When natural vegetation is replaced by buildings, sidewalks, and unwanted heat sources such as air conditioners and cars, the microclimate around a thermometer site changes. This extension of inner-city readings to entire nations is now likely the single cause of human-induced global warming.

With this guesswork, NOAA, in collaboration with a few other organizations (such as NASA’s Goddard Institute for Space Studies), has managed to create a completely unnatural linear temperature trend that will supposedly lead to an “unprecedented climate catastrophe” in the next few months/years/decades – no one can quite agree on the time frame; But one thing you can be sure of: We will all “fry” unless we restrict free speech, overthrow democracy and capitalism, and overhaul affordable energy in favor of expensive and failed renewables (see physicist William Happer’s opinion on this here).

In summary, North America’s good thermometer coverage may constrain NOAA’s “guesses” – i.e., the continent’s cooling trend may actually give us a picture much closer to global truth (I have no other explanation).
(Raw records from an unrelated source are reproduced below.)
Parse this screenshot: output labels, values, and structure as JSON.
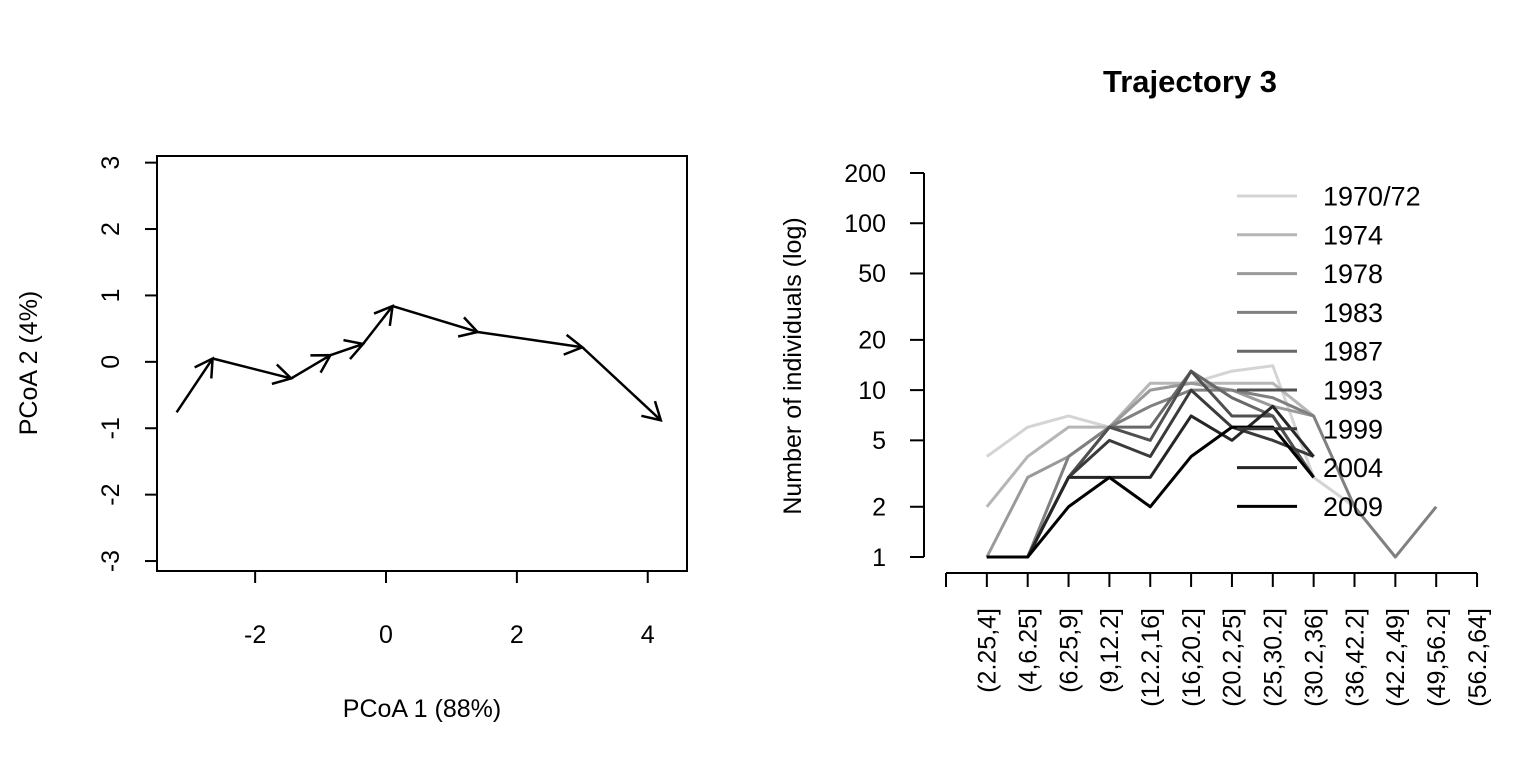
{
  "chart_data": [
    {
      "type": "line",
      "subtype": "trajectory-arrows",
      "title": "",
      "xlabel": "PCoA 1 (88%)",
      "ylabel": "PCoA 2 (4%)",
      "xlim": [
        -3.5,
        4.6
      ],
      "ylim": [
        -3.15,
        3.1
      ],
      "xticks": [
        -2,
        0,
        2,
        4
      ],
      "xtick_labels": [
        "-2",
        "0",
        "2",
        "4"
      ],
      "yticks": [
        -3,
        -2,
        -1,
        0,
        1,
        2,
        3
      ],
      "ytick_labels": [
        "-3",
        "-2",
        "-1",
        "0",
        "1",
        "2",
        "3"
      ],
      "points": [
        {
          "x": -3.2,
          "y": -0.76
        },
        {
          "x": -2.65,
          "y": 0.05
        },
        {
          "x": -1.45,
          "y": -0.25
        },
        {
          "x": -0.85,
          "y": 0.1
        },
        {
          "x": -0.35,
          "y": 0.27
        },
        {
          "x": 0.1,
          "y": 0.84
        },
        {
          "x": 1.4,
          "y": 0.45
        },
        {
          "x": 3.0,
          "y": 0.22
        },
        {
          "x": 4.2,
          "y": -0.88
        }
      ],
      "color": "#000000"
    },
    {
      "type": "line",
      "title": "Trajectory 3",
      "xlabel": "",
      "ylabel": "Number of individuals (log)",
      "y_scale": "log",
      "ylim": [
        1,
        200
      ],
      "yticks": [
        1,
        2,
        5,
        10,
        20,
        50,
        100,
        200
      ],
      "ytick_labels": [
        "1",
        "2",
        "5",
        "10",
        "20",
        "50",
        "100",
        "200"
      ],
      "categories": [
        "(2.25,4]",
        "(4,6.25]",
        "(6.25,9]",
        "(9,12.2]",
        "(12.2,16]",
        "(16,20.2]",
        "(20.2,25]",
        "(25,30.2]",
        "(30.2,36]",
        "(36,42.2]",
        "(42.2,49]",
        "(49,56.2]",
        "(56.2,64]"
      ],
      "legend_position": "top-right",
      "series": [
        {
          "name": "1970/72",
          "color": "#d4d4d4",
          "values": [
            4,
            6,
            7,
            6,
            10,
            11,
            13,
            14,
            3,
            2,
            null,
            null,
            null
          ]
        },
        {
          "name": "1974",
          "color": "#b6b6b6",
          "values": [
            2,
            4,
            6,
            6,
            11,
            11,
            11,
            11,
            7,
            null,
            null,
            null,
            null
          ]
        },
        {
          "name": "1978",
          "color": "#9a9a9a",
          "values": [
            1,
            3,
            4,
            6,
            10,
            11,
            10,
            8,
            7,
            null,
            null,
            null,
            null
          ]
        },
        {
          "name": "1983",
          "color": "#808080",
          "values": [
            1,
            1,
            4,
            6,
            8,
            10,
            10,
            9,
            7,
            2,
            1,
            2,
            null
          ]
        },
        {
          "name": "1987",
          "color": "#686868",
          "values": [
            1,
            1,
            3,
            6,
            6,
            13,
            9,
            7,
            3,
            null,
            null,
            null,
            null
          ]
        },
        {
          "name": "1993",
          "color": "#505050",
          "values": [
            1,
            1,
            3,
            6,
            5,
            13,
            7,
            7,
            3,
            null,
            null,
            null,
            null
          ]
        },
        {
          "name": "1999",
          "color": "#3a3a3a",
          "values": [
            1,
            1,
            3,
            5,
            4,
            10,
            6,
            5,
            4,
            null,
            null,
            null,
            null
          ]
        },
        {
          "name": "2004",
          "color": "#262626",
          "values": [
            1,
            1,
            3,
            3,
            3,
            7,
            5,
            8,
            4,
            null,
            null,
            null,
            null
          ]
        },
        {
          "name": "2009",
          "color": "#000000",
          "values": [
            1,
            1,
            2,
            3,
            2,
            4,
            6,
            6,
            3,
            null,
            null,
            null,
            null
          ]
        }
      ]
    }
  ]
}
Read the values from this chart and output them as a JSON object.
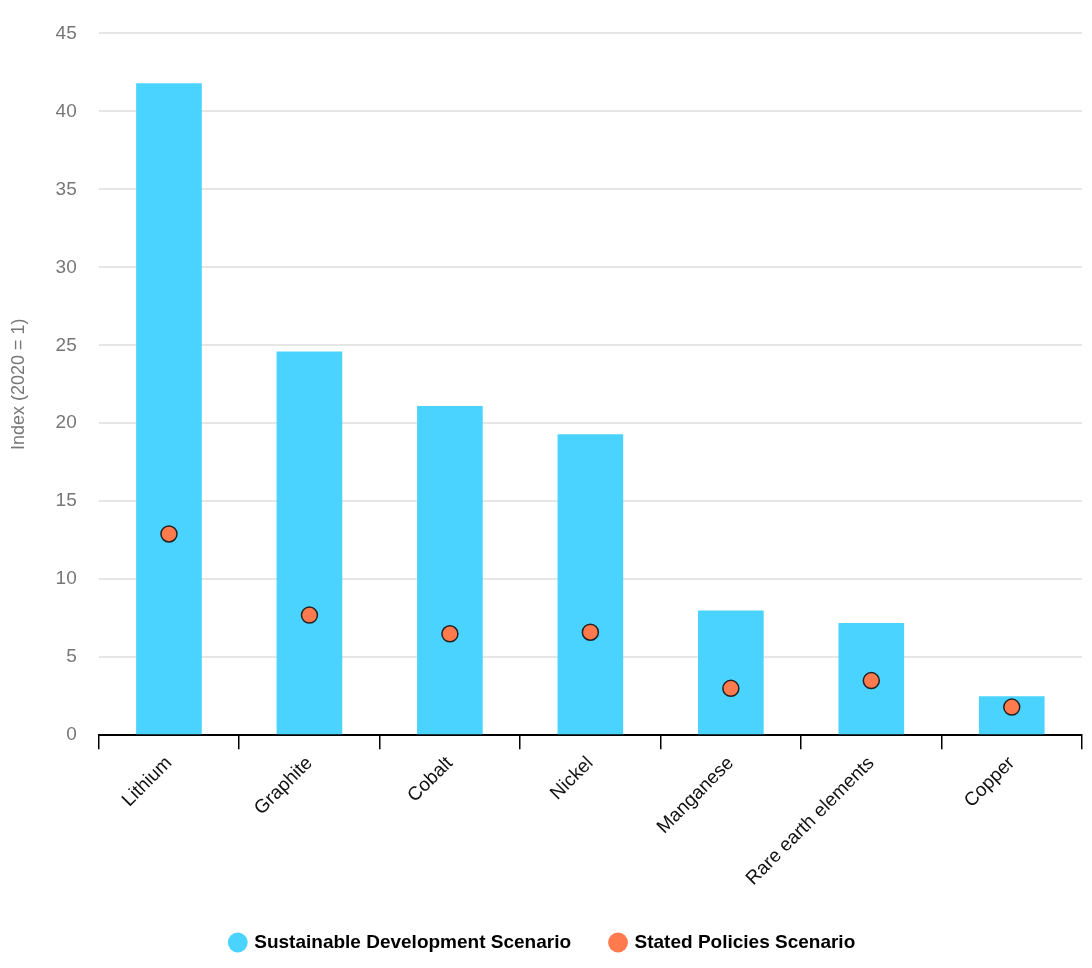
{
  "chart_data": {
    "type": "bar",
    "ylabel": "Index (2020 = 1)",
    "categories": [
      "Lithium",
      "Graphite",
      "Cobalt",
      "Nickel",
      "Manganese",
      "Rare earth elements",
      "Copper"
    ],
    "series": [
      {
        "name": "Sustainable Development Scenario",
        "color": "#4bd3ff",
        "values": [
          41.8,
          24.6,
          21.1,
          19.3,
          8.0,
          7.2,
          2.5
        ]
      },
      {
        "name": "Stated Policies Scenario",
        "type": "scatter",
        "color": "#ff7a4d",
        "x": [
          "Lithium",
          "Graphite",
          "Cobalt",
          "Nickel",
          "Manganese",
          "Rare earth elements",
          "Copper"
        ],
        "values": [
          12.9,
          7.7,
          6.5,
          6.6,
          3.0,
          3.5,
          1.8
        ]
      }
    ],
    "ylim": [
      0,
      45
    ],
    "yticks": [
      0,
      5,
      10,
      15,
      20,
      25,
      30,
      35,
      40,
      45
    ],
    "grid": "y",
    "legend": "bottom",
    "marker": "circle"
  }
}
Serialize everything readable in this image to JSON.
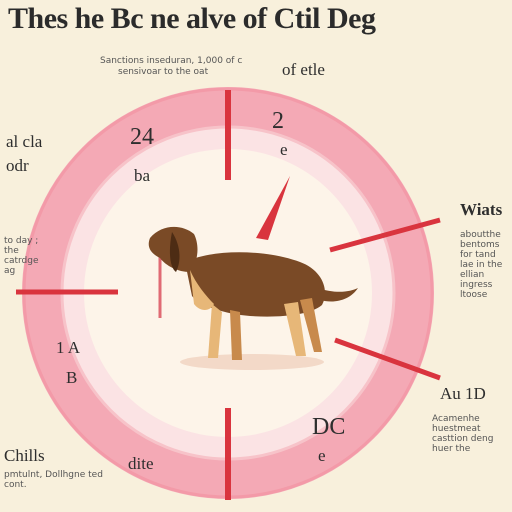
{
  "title": "Thes he Bc ne alve of Ctil Deg",
  "labels": {
    "top_small_1": "Sanctions inseduran, 1,000 of c",
    "top_small_2": "sensivoar to the oat",
    "top_right": "of etle",
    "left_mid_1": "al cla",
    "left_mid_2": "odr",
    "left_small": "to day ; the catrdge ag",
    "quad_top_left": "24",
    "quad_top_left_sub": "ba",
    "quad_top_right": "2",
    "quad_top_right_sub": "e",
    "right_head": "Wiats",
    "right_small": "aboutthe bentoms for tand lae in the ellian ingress ltoose",
    "quad_bot_left": "1 A",
    "quad_bot_left_sub": "B",
    "right_bottom_head": "Au 1D",
    "right_bottom_small": "Acamenhe huestmeat casttion deng huer the",
    "quad_bot_right": "DC",
    "quad_bot_right_sub": "e",
    "bottom_left_head": "Chills",
    "bottom_left_small": "pmtulnt, Dollhgne ted cont.",
    "bottom_mid": "dite"
  },
  "colors": {
    "background": "#f8f0dc",
    "ring": "#f4a9b5",
    "ring_inner": "#fbd6da",
    "marker": "#d9343e",
    "dog_body": "#7a4a26",
    "dog_light": "#e7b778"
  }
}
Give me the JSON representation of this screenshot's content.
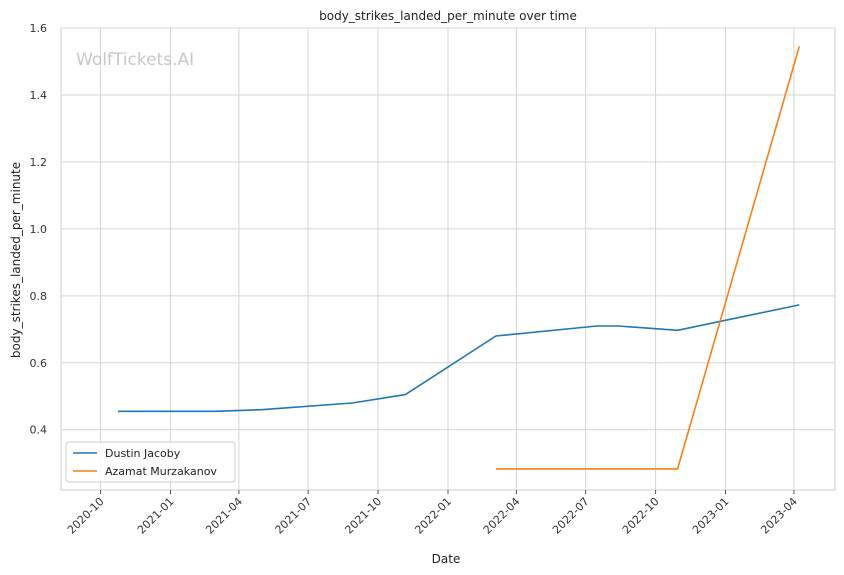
{
  "watermark": "WolfTickets.AI",
  "chart_data": {
    "type": "line",
    "title": "body_strikes_landed_per_minute over time",
    "xlabel": "Date",
    "ylabel": "body_strikes_landed_per_minute",
    "x_ticks": [
      "2020-10",
      "2021-01",
      "2021-04",
      "2021-07",
      "2021-10",
      "2022-01",
      "2022-04",
      "2022-07",
      "2022-10",
      "2023-01",
      "2023-04"
    ],
    "y_ticks": [
      "0.4",
      "0.6",
      "0.8",
      "1.0",
      "1.2",
      "1.4",
      "1.6"
    ],
    "ylim": [
      0.22,
      1.6
    ],
    "grid": true,
    "legend_position": "lower-left",
    "series": [
      {
        "name": "Dustin Jacoby",
        "color": "#1f77b4",
        "x": [
          "2020-10-24",
          "2020-12-15",
          "2021-03-01",
          "2021-05-01",
          "2021-08-28",
          "2021-11-06",
          "2022-03-05",
          "2022-07-16",
          "2022-08-13",
          "2022-10-30",
          "2023-04-08"
        ],
        "y": [
          0.455,
          0.455,
          0.455,
          0.46,
          0.48,
          0.505,
          0.68,
          0.71,
          0.71,
          0.697,
          0.773
        ]
      },
      {
        "name": "Azamat Murzakanov",
        "color": "#ff7f0e",
        "x": [
          "2022-03-05",
          "2022-10-30",
          "2023-04-08"
        ],
        "y": [
          0.283,
          0.283,
          1.545
        ]
      }
    ]
  }
}
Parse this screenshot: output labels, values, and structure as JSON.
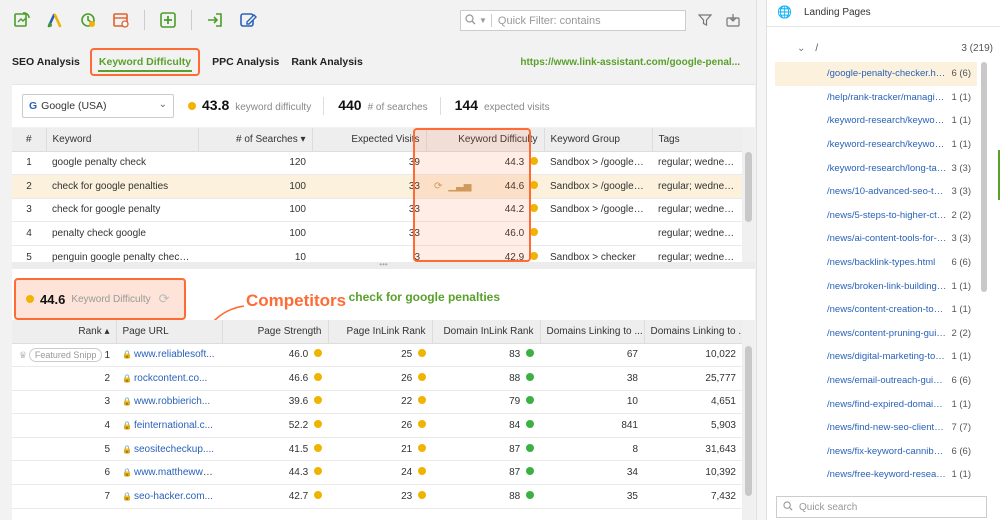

But even looking at NOAA’s raw global data – i.e., before it goes through the government agency’s heat-causing filters – a cooling trend can be seen here as well – global land and ocean temperature anomalies tend to -0.14 °C per decade over the same time period.


Figure 3: Temperature anomalies globally compared to the 20th century average. [NOAA].

This global cooling is even more pronounced when looking at satellite data. Temperatures have dropped by about 0.71 °C since 2016 and are still dropping, see here.